For The Thirty-Nine Steps is very much a product of its time* and its author's concerns. Buchan himself was a spy: by the end of the war he was a prominent government spymaster and propagandist for the Ministry of Information, and it is almost certain that he was already working for British intelligence at the time of writing The Thirty-Nine Steps. It becomes increasingly apparent as the novel goes that Hannay is not an everyman but a Cassandra - someone with obvious, if unstated, operational field training and with an almost prophetic insight into the conspiracy he seeks to prevent.
[* Not least, I should point out, a certain casual anti-Semitism on display. Scudder initially claims that the plot is an international Jewish conspiracy: "'The Jew is everywhere [...] Yes, sir, he is the man who is ruling the world just now'". Even though this does turn out to be a red herring, it clearly partakes of the attitudes of the day, and Hannay finds it eminently plausible.]

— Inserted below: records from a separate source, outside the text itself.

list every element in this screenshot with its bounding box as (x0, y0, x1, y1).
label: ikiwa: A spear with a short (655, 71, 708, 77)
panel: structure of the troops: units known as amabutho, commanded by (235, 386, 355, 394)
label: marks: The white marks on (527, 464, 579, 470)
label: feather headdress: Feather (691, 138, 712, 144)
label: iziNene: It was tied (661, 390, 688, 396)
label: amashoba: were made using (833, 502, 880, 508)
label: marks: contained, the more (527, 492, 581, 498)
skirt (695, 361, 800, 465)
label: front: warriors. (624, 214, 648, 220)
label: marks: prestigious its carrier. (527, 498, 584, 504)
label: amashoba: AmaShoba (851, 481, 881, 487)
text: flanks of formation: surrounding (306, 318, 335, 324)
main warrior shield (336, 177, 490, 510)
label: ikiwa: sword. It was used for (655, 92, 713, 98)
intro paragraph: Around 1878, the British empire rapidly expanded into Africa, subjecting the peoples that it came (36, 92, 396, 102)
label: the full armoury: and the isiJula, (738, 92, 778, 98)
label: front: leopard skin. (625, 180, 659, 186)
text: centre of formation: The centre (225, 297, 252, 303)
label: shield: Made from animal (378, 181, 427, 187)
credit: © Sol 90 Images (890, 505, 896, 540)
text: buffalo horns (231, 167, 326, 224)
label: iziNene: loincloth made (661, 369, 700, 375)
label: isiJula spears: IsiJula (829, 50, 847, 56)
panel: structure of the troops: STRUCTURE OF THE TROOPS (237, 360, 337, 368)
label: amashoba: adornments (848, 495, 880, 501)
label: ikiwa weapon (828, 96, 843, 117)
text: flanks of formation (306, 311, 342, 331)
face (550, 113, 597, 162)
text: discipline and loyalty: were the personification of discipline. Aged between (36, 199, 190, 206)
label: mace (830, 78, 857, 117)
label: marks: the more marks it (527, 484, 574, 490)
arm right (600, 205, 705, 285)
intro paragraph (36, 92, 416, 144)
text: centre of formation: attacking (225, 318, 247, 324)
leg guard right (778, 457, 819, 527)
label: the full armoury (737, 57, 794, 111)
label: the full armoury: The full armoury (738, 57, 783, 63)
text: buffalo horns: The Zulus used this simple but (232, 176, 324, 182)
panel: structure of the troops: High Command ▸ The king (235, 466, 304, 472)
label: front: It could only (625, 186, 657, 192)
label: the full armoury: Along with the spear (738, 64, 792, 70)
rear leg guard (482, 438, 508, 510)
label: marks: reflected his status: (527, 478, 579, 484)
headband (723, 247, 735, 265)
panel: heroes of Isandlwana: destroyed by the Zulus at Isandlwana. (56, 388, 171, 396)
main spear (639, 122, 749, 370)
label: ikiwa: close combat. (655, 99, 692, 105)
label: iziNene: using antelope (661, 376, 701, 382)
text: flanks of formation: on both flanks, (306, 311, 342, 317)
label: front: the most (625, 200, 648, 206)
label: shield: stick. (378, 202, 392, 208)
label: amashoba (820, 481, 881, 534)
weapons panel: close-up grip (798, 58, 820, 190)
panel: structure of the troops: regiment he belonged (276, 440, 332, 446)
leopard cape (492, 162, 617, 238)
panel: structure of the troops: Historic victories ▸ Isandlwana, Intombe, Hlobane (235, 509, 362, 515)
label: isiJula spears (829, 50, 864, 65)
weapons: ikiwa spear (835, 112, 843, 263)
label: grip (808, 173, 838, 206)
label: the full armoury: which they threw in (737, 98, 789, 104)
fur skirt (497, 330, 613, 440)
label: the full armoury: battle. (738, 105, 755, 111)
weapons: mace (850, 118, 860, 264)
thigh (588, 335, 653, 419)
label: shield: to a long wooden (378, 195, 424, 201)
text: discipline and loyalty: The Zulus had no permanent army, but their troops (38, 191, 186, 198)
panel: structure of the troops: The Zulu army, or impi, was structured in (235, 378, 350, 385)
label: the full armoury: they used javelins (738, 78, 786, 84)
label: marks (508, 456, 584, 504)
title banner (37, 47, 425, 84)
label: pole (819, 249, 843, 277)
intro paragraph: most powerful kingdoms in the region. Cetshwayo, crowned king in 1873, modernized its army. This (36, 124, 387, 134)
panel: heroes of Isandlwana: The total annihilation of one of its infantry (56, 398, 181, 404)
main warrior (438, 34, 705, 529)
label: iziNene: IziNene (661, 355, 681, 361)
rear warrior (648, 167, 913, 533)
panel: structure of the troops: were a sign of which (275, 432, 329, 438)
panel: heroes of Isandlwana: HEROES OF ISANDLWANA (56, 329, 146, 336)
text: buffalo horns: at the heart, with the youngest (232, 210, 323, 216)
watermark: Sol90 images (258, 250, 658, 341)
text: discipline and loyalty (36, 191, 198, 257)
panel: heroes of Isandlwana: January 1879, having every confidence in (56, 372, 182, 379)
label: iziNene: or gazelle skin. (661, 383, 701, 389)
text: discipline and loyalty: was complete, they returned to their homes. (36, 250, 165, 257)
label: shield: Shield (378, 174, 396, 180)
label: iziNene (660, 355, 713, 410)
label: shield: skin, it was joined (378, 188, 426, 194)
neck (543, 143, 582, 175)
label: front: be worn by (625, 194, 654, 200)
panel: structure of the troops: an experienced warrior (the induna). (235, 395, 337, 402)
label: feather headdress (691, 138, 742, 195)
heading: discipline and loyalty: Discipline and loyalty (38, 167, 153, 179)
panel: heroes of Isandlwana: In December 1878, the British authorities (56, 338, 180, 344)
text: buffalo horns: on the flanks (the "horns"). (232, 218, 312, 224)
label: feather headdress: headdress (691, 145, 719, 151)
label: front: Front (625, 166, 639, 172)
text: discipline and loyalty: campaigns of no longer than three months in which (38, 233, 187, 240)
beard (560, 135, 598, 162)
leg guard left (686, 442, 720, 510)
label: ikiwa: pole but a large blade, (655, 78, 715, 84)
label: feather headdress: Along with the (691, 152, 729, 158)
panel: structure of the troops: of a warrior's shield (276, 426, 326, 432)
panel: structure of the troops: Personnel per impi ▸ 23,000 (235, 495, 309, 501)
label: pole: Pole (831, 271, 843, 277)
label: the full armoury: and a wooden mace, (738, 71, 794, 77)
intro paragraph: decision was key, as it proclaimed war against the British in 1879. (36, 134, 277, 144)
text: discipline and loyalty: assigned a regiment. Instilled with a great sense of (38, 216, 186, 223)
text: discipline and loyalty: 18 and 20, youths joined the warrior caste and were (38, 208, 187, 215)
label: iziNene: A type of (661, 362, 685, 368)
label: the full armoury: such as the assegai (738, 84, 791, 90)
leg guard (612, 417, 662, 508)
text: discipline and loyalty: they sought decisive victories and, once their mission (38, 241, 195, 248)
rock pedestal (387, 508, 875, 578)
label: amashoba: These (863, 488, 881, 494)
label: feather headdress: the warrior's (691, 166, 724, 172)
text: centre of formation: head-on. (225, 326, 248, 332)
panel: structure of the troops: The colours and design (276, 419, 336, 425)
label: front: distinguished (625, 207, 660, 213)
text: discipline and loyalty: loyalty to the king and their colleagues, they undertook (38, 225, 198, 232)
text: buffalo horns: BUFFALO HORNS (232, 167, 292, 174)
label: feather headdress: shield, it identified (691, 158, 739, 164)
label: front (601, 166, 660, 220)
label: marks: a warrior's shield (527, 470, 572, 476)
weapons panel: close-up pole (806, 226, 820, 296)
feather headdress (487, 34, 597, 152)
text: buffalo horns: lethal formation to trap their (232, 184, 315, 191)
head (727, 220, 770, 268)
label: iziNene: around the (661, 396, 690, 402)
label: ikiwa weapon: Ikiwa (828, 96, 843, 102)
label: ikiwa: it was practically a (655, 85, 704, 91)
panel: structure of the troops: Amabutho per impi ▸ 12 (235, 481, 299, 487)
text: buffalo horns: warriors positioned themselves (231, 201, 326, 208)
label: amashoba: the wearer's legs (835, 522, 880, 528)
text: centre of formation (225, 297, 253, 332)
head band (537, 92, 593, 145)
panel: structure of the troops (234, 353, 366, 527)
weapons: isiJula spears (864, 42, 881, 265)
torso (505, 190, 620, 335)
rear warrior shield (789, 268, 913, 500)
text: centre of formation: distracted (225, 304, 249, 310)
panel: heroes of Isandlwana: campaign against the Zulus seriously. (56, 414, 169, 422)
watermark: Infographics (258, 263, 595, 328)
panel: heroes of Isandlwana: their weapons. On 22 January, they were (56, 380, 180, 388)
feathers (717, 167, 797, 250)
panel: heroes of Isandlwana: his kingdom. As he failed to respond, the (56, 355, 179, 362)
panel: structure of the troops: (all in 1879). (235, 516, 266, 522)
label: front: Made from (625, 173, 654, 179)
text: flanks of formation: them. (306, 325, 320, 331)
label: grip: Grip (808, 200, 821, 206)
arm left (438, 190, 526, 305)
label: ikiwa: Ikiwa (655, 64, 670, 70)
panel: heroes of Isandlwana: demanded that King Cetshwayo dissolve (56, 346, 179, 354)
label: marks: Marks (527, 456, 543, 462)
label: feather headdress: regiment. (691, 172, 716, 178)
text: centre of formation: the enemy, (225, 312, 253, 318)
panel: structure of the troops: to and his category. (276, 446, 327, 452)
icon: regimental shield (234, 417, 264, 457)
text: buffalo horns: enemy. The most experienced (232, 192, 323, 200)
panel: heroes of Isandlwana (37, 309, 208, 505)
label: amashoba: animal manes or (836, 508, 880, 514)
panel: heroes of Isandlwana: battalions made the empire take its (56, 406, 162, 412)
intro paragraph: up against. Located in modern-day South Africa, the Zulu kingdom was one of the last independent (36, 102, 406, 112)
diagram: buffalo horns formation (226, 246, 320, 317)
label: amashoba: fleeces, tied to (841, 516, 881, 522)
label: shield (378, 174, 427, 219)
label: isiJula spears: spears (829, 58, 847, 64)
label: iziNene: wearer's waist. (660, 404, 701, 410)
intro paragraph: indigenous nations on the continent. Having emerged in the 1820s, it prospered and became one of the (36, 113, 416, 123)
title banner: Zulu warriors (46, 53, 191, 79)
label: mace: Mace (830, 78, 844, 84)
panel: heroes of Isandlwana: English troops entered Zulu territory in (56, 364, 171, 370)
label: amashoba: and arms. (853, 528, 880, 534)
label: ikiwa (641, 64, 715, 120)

When Hannay finally does manage to convince the sceptical powers-that-be of the threat, heavy (verging on comic) elements of wish-fulfilment take over the narrative, as all concerned surrender control of the investigation into this unknown's hands:
It was ridiculous in me to take charge of the business like this, but they didn't seem to mind, and after all I had been in the show from the start. Besides, I was used to rough jobs, and these eminent gentlemen were too clever not to see it. It was General Royer who gave me my commission. "I for one," he said, "am content to leave the matter in Mr Hannay's hands."

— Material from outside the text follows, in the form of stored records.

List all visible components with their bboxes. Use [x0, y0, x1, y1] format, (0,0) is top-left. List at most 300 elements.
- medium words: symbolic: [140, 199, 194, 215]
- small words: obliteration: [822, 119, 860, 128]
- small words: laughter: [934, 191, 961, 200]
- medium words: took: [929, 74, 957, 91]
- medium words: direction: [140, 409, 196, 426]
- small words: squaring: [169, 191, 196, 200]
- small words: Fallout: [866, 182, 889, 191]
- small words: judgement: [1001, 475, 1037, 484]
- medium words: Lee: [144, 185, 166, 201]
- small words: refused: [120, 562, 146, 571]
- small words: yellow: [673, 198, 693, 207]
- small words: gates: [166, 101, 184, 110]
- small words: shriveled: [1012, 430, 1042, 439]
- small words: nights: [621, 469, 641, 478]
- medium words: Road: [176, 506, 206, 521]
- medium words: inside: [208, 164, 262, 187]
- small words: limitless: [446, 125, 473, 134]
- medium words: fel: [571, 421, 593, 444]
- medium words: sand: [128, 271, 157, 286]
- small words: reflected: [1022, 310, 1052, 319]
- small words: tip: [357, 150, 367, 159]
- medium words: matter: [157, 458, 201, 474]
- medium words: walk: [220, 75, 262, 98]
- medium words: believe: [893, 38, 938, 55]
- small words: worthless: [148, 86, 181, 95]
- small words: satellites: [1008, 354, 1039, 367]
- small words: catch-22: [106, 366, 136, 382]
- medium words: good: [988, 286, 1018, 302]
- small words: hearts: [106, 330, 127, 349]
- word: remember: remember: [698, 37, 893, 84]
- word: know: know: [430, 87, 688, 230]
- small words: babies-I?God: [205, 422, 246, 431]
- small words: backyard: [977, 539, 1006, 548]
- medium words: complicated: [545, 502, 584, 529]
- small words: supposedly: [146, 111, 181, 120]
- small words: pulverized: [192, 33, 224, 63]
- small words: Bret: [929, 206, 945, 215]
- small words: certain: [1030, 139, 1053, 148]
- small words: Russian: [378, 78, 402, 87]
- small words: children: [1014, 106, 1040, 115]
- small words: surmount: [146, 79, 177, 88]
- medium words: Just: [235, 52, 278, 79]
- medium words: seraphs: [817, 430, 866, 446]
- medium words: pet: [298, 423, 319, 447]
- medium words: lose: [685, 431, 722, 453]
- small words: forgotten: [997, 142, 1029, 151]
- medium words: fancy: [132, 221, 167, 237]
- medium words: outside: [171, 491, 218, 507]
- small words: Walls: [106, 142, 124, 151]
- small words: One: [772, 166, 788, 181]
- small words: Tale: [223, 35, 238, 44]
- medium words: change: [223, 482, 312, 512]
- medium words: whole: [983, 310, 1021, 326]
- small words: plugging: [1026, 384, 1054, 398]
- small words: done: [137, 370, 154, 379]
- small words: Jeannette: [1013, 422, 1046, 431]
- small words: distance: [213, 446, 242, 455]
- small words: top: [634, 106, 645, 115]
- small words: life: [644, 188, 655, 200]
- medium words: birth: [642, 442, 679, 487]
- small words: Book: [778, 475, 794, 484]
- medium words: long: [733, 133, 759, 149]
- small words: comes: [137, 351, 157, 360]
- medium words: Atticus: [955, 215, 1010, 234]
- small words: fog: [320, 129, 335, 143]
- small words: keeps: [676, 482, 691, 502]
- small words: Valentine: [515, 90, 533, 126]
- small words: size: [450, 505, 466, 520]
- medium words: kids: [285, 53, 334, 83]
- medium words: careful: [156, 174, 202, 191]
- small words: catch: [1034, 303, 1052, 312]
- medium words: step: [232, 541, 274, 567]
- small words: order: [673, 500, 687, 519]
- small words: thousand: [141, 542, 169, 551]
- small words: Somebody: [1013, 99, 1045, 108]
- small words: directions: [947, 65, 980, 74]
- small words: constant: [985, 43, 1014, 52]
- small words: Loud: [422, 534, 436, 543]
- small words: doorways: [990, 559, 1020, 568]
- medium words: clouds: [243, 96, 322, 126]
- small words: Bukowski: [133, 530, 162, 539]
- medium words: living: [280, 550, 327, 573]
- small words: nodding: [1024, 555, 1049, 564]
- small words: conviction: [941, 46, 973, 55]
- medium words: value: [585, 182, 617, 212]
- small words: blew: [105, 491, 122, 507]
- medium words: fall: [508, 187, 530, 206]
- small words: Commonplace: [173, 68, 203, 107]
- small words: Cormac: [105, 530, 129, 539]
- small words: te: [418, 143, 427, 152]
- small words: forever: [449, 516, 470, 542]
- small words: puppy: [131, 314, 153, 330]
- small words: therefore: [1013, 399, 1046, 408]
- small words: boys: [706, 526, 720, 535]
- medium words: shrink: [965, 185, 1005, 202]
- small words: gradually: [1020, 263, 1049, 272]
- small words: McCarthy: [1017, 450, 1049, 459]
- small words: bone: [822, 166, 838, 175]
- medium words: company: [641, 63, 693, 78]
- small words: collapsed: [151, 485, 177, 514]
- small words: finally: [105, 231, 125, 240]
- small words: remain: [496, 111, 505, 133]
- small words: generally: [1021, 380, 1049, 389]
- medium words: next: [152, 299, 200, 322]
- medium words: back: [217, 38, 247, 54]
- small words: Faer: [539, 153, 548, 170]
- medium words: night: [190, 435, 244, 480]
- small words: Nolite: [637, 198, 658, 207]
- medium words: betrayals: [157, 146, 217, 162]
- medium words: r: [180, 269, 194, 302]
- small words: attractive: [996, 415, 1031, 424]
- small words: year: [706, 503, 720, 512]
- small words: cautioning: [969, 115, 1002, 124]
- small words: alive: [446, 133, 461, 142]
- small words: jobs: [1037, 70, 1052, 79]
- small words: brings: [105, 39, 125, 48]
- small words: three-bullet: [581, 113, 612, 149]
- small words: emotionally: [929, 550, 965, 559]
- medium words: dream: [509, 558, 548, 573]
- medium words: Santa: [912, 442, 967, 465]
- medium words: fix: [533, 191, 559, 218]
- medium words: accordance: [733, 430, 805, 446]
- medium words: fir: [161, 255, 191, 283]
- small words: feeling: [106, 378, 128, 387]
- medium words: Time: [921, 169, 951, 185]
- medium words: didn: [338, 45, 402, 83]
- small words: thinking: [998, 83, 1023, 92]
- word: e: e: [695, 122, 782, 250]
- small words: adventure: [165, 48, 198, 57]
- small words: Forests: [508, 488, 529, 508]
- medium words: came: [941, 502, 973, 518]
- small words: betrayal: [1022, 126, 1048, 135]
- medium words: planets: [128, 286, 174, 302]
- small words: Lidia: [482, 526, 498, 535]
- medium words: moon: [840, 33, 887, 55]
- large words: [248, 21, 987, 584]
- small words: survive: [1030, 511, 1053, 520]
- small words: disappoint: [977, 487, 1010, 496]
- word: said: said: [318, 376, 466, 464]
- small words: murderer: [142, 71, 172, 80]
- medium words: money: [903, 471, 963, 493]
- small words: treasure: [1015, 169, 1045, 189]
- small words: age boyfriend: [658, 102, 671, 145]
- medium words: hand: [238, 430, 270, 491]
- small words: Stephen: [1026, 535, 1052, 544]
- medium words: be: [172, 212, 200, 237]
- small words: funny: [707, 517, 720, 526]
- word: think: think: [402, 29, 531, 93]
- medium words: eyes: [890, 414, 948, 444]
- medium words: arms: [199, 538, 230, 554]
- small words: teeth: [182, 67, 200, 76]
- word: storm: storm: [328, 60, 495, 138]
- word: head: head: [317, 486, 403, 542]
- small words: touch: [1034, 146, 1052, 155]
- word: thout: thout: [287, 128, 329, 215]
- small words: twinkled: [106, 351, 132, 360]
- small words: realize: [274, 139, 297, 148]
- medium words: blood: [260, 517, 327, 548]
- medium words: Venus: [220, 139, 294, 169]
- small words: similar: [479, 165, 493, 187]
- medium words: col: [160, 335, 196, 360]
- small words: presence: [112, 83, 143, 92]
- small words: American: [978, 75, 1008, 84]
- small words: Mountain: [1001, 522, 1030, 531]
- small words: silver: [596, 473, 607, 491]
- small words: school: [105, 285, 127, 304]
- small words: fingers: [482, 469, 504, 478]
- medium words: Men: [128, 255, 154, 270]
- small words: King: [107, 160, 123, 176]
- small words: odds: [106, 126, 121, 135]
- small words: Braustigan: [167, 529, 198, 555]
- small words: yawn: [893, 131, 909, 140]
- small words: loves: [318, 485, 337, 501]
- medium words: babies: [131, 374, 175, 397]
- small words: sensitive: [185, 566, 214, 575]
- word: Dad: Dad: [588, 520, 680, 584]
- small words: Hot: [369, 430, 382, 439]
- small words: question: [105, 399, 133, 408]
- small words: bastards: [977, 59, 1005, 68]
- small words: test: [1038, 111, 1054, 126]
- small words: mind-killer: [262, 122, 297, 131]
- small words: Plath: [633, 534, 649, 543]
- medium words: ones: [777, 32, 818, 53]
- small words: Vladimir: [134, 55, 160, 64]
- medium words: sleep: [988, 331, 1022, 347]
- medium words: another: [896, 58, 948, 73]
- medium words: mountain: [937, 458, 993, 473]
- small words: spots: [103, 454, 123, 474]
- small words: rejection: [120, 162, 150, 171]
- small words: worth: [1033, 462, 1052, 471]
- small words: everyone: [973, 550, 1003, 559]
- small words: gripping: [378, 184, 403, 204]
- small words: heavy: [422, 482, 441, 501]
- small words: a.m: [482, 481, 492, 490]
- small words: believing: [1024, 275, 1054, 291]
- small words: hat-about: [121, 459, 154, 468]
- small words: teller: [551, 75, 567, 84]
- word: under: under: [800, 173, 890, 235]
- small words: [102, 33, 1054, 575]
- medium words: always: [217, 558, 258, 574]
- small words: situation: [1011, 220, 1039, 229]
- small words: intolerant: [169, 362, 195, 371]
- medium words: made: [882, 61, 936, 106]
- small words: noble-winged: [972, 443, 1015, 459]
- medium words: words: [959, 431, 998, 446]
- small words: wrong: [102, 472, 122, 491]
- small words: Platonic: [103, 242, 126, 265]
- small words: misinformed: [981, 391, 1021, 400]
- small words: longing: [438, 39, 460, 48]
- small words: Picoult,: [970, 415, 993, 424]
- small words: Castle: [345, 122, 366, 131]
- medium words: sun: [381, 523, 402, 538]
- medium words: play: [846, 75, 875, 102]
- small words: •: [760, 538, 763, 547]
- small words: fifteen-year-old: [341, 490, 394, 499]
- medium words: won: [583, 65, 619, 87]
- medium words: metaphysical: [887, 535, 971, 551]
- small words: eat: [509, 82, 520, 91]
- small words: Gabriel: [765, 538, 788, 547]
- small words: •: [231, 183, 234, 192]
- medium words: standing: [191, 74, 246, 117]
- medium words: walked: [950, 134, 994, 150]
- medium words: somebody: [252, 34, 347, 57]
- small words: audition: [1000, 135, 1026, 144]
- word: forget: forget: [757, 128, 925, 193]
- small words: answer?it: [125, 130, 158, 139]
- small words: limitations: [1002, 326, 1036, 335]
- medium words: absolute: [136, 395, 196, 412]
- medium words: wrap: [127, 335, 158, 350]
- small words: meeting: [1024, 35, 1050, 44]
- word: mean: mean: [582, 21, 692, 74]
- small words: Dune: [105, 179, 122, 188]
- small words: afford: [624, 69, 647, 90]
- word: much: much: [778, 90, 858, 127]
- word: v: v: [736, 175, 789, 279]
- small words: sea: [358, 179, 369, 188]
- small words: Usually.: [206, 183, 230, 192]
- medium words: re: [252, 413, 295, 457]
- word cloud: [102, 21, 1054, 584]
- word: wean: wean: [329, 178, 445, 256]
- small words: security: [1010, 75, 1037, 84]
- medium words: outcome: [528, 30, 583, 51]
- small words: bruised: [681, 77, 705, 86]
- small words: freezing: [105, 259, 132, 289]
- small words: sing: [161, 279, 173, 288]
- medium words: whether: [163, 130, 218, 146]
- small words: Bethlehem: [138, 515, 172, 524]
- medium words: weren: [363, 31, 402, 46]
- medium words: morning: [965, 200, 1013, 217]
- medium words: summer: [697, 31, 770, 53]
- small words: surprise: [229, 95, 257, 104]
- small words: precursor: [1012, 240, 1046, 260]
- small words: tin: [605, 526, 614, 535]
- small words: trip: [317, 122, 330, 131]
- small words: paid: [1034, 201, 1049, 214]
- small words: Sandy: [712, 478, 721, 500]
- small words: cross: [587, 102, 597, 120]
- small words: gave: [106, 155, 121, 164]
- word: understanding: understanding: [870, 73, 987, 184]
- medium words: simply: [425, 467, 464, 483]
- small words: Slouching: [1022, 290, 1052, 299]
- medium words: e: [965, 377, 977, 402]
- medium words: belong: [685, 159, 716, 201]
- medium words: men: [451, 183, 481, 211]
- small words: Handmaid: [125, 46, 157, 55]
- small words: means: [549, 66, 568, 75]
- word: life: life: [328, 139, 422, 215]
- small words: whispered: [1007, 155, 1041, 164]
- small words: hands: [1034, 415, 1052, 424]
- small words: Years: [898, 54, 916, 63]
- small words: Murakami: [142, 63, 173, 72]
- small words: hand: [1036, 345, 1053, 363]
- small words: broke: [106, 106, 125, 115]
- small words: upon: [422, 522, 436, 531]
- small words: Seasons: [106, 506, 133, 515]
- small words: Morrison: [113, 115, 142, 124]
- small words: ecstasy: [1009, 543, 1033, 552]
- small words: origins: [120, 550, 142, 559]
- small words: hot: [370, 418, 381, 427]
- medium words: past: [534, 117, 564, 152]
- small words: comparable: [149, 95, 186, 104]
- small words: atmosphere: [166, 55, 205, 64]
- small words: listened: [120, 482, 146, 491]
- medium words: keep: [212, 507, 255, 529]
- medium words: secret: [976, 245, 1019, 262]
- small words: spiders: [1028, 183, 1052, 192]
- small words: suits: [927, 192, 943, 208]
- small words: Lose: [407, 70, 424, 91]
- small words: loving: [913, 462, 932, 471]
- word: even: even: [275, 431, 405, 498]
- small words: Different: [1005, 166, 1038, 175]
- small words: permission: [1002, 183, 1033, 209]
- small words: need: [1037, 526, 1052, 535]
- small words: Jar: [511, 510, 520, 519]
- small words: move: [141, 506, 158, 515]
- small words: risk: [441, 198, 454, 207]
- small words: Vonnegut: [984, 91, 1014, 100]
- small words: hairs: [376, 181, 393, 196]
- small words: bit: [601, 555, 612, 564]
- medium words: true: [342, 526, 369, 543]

Hannay, of course, saves the day - after almost himself falling into the same trap as the reader, when the German agents' disguise proves to be so good that they cause him to doubt the whole story once again. And so the one man against the world becomes the one man who can do what is necessary to save his country, even if the entrenched people of power are unable to see it: face to face with the mysterious enemy at last, Hannay is able to gain a cathartic, immediate victory in a way that the War in real life could not supply.
In the end, Buchan's dedication on the title page gives us both the rationale and the context. The Thirty-Nine Steps is, he says:
that elementary type of tale which Americans call the 'dime novel' and which we know as the 'shocker' - the romance where the incidents defy the probabilities, and march just inside the borders of the possible. [...] [I] was driven to write one for myself. This little volume is the result [...] in the days when the wildest fictions are so much less improbable than the facts.